One of the more interesting characteristics of the viral genome is the phenomena of discontinuous transcription whereby a template switch occurs during the synthesis of sub-genomic negative-strand RNA’s [5]. Various mechanisms have been proposed to explain how the transcription regulatory sequences (TRS) are involved in the synthesis of positive strand sub-genomic RNA from various negative strand intermediates [34]. TRS sequences are located in the untranslated regions between the genes and one model suggests that these facilitate transcription skipping to the TRS sequence located in the 5’ untranslated region. This process is driven by complementary interactions between TRS regions to add a copy of the leader sequence to form sub-genomic RNA species. In these sub-genomic RNA’s the polyprotein sequence has been omitted and ribosome binding at 5’ end can read through and express the contiguous downstream gene sequence [35]. This functional behaviour of the RNA has been built into the auditory and visual display. By default the process of auditory translation runs from the 5’ end through to the stop code on at the end of the polyprotein, whereas transcription runs the full length of the RNA beginning at the 3’ end. A toggle switch has been implemented to change these behaviours. When the toggle switch is selected during the transcription mode, the play-head will skip from any upcoming TRS region to the leader TRS1 located in the 5’ region (mimicking the behaviour of the RNA replicase). Subsequently in translation mode with the toggle activated the play-head will, by way of example, skip from the leader TRS1 (omitting the polyprotein) through to the TRS2 region adjacent to the start of the S protein. Whilst the metadata use to drive this behaviour does not change the characteristics of the sound, it does change the selection which regions are sonified.

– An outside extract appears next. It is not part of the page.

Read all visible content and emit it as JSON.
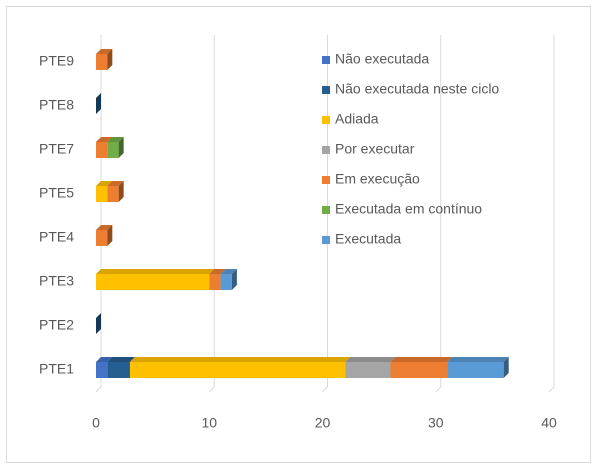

The website does not rely on a server and instead the entire RNA sequence is downloaded into the client browser when the page is loaded. All code is written in JavaScript and runs within the client browser. The React framework was used to create the environment state whereby each iteration of state represents a sliding window to the next base pair. Redux was also used to help manage state. Audio is generated in real time within the client browser using Tone.js. The Reactronica framework [36] was used to further manage audio within the environment state.
Translation of the viral polyprotein is known to be subject to a frameshift mutation and since this does not follow the normal rules of gene expression a conditional expression was used to change the display for that instance so that the translated protein shifts frame 2 to frame 1 in both the visual and auditory display.